1、RPC是一种CS调用模式,用于不同java进程之间的方法调用, 不同java进程间的对象方法的调用。一方称作服务端(server),一方称作客户端(client)。 server端提供对象,供客户端调用的,被调用的对象的方法的执行发生在server端。

2、RPC是hadoop框架运行的基础,hadoop是建立在RPC基础之上。

3、RPC源码在org.apache.hadoop.ipc中。

4、Hadoop RPC在整个Hadoop中应用非常广泛,Client、DataNode、NameNode之间的通讯全靠它了。

5、举个例子,我们平时操作HDFS的时候,使用的是FileSystem类,它的内部有个DFSClient对象,这个对象负责与NameNode打交道。在运行时,DFSClient在本地创建一个NameNode的代理,然后就操作这个代理,这个代理就会通过网络,远程调用到NameNode的方法,也能返回值。

服务端:

public class MyServer {

    public static final String SERVER_ADDRESS = "hdfs://192.168.1.104";

    public static final int SERVER_PORT = 9000;

    /**

     * @param args

     * @throws IOException

     */

    public static void main(String[] args) throws IOException {

       // 构造一个RPC server,第一个参数是被客户端调用的对象实例,第二个参数是用于监听连接的地址

       final Server server = RPC.getServer(new MyBiz(), SERVER_ADDRESS, SERVER_PORT, new  Configuration());

       server.start();

    }

}

客户端

public class MyClient {

 

    /**

     * @param args

     * @throws IOException

     */

    public static void main(String[] args) throws IOException {

   

       //构造一个客户端的代理对象,该对象实现指定的协议,通过该对象可以和指定地址的server通信

       //这里的返回值必须是实现了VersionedProtocol的接口

       //也可以通过getProxy获得代理对象

       final MyBizable proxy = (MyBizable) RPC.waitForProxy(MyBizable.class,

                     MyBizable.VERSION,

                     new InetSocketAddress(MyServer.SERVER_ADDRESS, MyServer.SERVER_PORT),

                     new Configuration());

       final String result = proxy.hello("wanjun");

       System.out.println("客户端调用结果:" + result);

       RPC.stopProxy(proxy);

    }

 

}

 

客户端通过代理对象要访问的服务端方法

import org.apache.hadoop.ipc.VersionedProtocol;

 

public interface MyBizable extends VersionedProtocol{

    public static final long VERSION = 4324523423L;

    public String hello(String name);

}

 

public class MyBiz implements MyBizable{

    public String hello(String name)

    {

       return name;

    }

 

    @Override

    public long getProtocolVersion(String protocol, long clientVersion)

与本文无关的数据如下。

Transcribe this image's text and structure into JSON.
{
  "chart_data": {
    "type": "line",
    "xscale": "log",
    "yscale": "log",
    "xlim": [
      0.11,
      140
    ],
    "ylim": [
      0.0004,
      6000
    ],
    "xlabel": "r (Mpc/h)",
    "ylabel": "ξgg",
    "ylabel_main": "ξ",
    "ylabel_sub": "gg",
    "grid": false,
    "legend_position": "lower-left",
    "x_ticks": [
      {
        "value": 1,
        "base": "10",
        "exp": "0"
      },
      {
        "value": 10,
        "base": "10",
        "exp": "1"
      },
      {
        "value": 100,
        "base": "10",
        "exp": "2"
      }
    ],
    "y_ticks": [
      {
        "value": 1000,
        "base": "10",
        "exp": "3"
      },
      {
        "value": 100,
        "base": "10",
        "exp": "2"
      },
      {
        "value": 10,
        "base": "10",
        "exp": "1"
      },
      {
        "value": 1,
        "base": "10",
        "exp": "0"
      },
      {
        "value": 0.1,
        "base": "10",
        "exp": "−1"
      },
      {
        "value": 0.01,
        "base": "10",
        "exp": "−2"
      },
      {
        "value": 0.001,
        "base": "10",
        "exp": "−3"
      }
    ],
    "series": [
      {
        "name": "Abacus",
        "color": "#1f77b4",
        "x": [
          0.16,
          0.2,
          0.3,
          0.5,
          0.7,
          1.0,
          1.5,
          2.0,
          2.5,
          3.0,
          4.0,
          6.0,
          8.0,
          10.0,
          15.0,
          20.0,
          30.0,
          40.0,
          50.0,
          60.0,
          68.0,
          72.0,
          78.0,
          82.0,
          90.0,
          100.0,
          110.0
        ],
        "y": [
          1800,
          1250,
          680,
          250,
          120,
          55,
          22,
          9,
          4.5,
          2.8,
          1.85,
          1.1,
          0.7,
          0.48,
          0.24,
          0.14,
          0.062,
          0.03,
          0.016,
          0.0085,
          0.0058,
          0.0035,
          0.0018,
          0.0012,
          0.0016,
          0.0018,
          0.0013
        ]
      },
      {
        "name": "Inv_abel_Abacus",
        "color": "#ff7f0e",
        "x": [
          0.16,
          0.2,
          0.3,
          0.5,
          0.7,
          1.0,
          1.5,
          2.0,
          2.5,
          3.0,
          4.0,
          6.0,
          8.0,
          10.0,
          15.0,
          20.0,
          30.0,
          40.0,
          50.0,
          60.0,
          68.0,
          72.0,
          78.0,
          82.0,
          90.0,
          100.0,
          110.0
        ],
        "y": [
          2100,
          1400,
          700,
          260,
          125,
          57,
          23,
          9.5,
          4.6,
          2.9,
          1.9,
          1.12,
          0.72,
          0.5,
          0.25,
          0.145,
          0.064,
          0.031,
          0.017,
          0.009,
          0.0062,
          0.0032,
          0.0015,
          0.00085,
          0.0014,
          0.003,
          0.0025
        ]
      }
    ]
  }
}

           throws IOException {

       // TODO Auto-generated method stub

       return VERSION;

    }

}

 

 

HDFS文件读写流程

  1. 写文件流程

Hadoop小笔记_第1张图片

 

客户端

上传一个文件到hdfs,一般会调用DistributedFileSystem.create,其实现如下:

 

  public FSDataOutputStream create(Path f, FsPermission permission,

    boolean overwrite,

    int bufferSize, short replication, long blockSize,

    Progressable progress) throws IOException {

    return new FSDataOutputStream

       (dfs.create(getPathName(f), permission,

                   overwrite, replication, blockSize, progress, bufferSize),

        statistics);

  }

其最终生成一个FSDataOutputStream用于向新生成的文件中写入数据。其成员变量dfs的类型为DFSClient,DFSClient的create函数如下:

  public OutputStream create(String src,

                             FsPermission permission,

                             boolean overwrite,

                             short replication,

                             long blockSize,

                             Progressable progress,

                             int buffersize

                             ) throws IOException {

    checkOpen();

    if (permission == null) {

      permission = FsPermission.getDefault();

    }

    FsPermission masked = permission.applyUMask(FsPermission.getUMask(conf));

    OutputStream result = new DFSOutputStream(src, masked,

        overwrite, replication, blockSize, progress, buffersize,

        conf.getInt("io.bytes.per.checksum", 512));

    leasechecker.put(src, result);

    return result;

  }

其中构造了一个DFSOutputStream,在其构造函数中,通过RPC(参见NameNode.java中的initialize方法中的RPC.getServerDFSClient.java中的createRPCNamenode方法中的RPC.getProxy)调用NameNode的create来创建一个文件。 当然,构造函数中还做了一件重要的事情,就是streamer.start(),也即启动了一个pipeline,用于写数据,在写入数据的过程中,我们会仔细分析。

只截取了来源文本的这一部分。